L’opposition a sauté sur les commentaires du milliardaire pour faire pression sur Giorgia Meloni, exigeant qu’elle dénonce publiquement ces commentaires et réaffirme son engagement envers la constitution italienne.

« Au nom de qui Elon Musk parle-t-il ? Son opinion n’a que peu de poids. Mais s’il parle au nom du président Trump, cela constituerait une ingérence grave, et nous avons le droit d’exiger que la Première ministre Giorgia Meloni prenne des mesures pour défendre l’intégrité du système judiciaire italien. Un silence prolongé sur cette question serait très préoccupant », a écrit l’eurodéputé du Partito Democratico Sandro Ruotolo sur X.

Riccardo Magi, secrétaire du parti libéral pro-Europe +Europa, a défié Giorgia Meloni et Matteo Salvini sur leur rhétorique nationaliste, leur demandant s’ils défendraient la souveraineté italienne contre l’ingérence d’Elon Musk.

« Pourquoi Musk ne se mêle-t-il pas de ses affaires ? », a-t-il demandé.

« L’Italie et l’Europe n’ont pas besoin de leçons de démocratie de qui que ce soit, et surtout pas d’Elon Musk, qui ne vise qu’à éroder nos valeurs fondamentales, à commencer par l’indépendance de la justice. Il devrait aller construire ses régimes dans l’espace », a écrit sur X l’eurodéputé Sandro Gozi (Renew), secrétaire général du Parti démocrate européen.

Le trio Elon Musk, Donald Trump et Giorgia Meloni

Donald Trump a annoncé mardi 12 novembre qu’Elon Musk prendrait la tête du nouveau département de l’efficacité gouvernementale (Department of Government Efficiency). Cette agence ne sera pas une agence gouvernementale, mais fournira au gouvernement des « conseils et des orientations » sur des « réformes structurelles à grande échelle ».

Le milliardaire américain a également développé une relation étroite avec Giorgia Meloni depuis qu’elle a pris ses fonctions en septembre 2022.

Cette année, Elon Musk était l’invité d’honneur de l’événement annuel du parti de Giorgia Meloni, Fratelli d’Italia, et bien que largement démenties, les rumeurs au sujet d’une romance avec Giorgia Meloni ont fait surface après leur démonstration publique d’admiration lors d’une cérémonie de remise de prix du Conseil de l’Atlantique en l’honneur de l’Italienne.

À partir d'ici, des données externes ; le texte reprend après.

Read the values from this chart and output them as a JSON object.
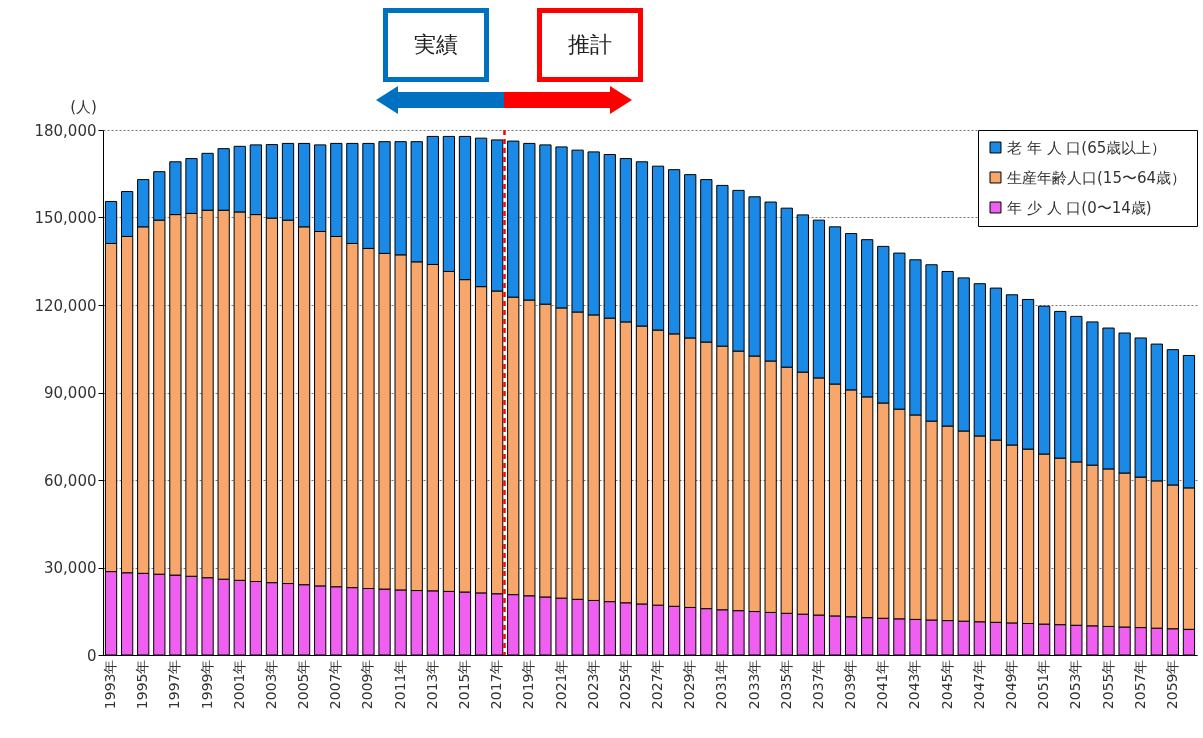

Compte tenu du rôle d’Elon Musk en tant que principal soutien de Donald Trump et de ses liens étroits avec Giorgia Meloni, il est de plus en plus probable que ce dernier émerge en tant que principal interlocuteur du nouveau président des États-Unis en Europe — ouvrant potentiellement la voie à un alignement plus étroit sur des politiques qui pourraient avoir un impact significatif sur les relations entre l’Union européenne (UE) et les États-Unis.

Dans un entretien avec Euractiv la semaine dernière, Antonio Giordano, considéré comme le bras droit de Giorgia Meloni à Bruxelles et secrétaire général du groupe des Conservateurs et Réformistes européens (CRE), a déclaré que Giorgia Meloni était considérée comme « l’interlocutrice naturelle » de Donald Trump en Europe.

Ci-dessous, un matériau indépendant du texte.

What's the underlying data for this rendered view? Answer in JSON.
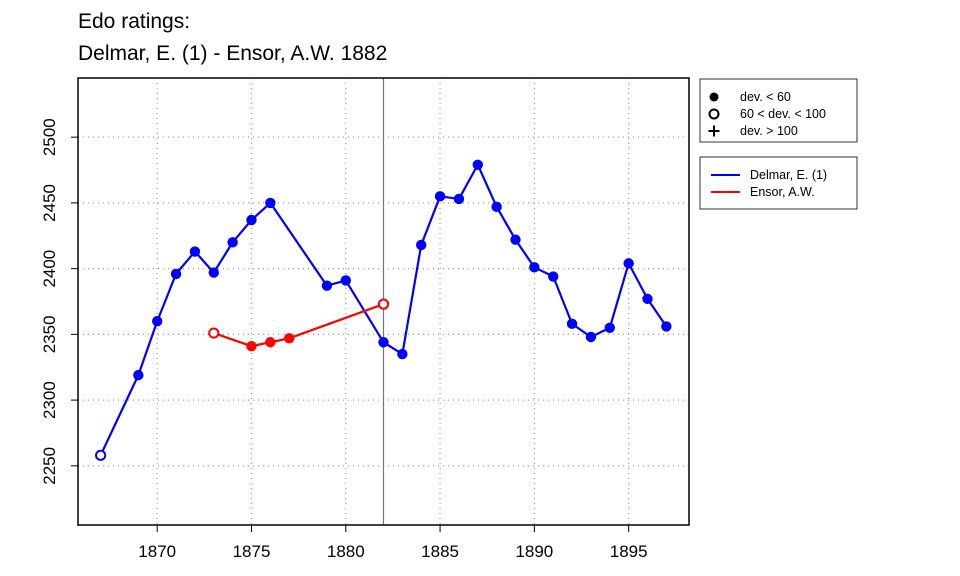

Matteo Salvini, le leader du parti d’extrême droite populiste de la Lega, parti partenaire de la coalition gouvernementale de Giorgia Meloni, qu’Elon Musk avait déjà défendu dans son procès Open Arms, s’est empressé de soutenir le milliardaire américain.

« Elon Musk a raison ; j’ai arrêté les débarquements de migrants et je risque maintenant six ans de prison. Vu de l’étranger, cela doit paraître encore plus incroyable », a-t-il réagi.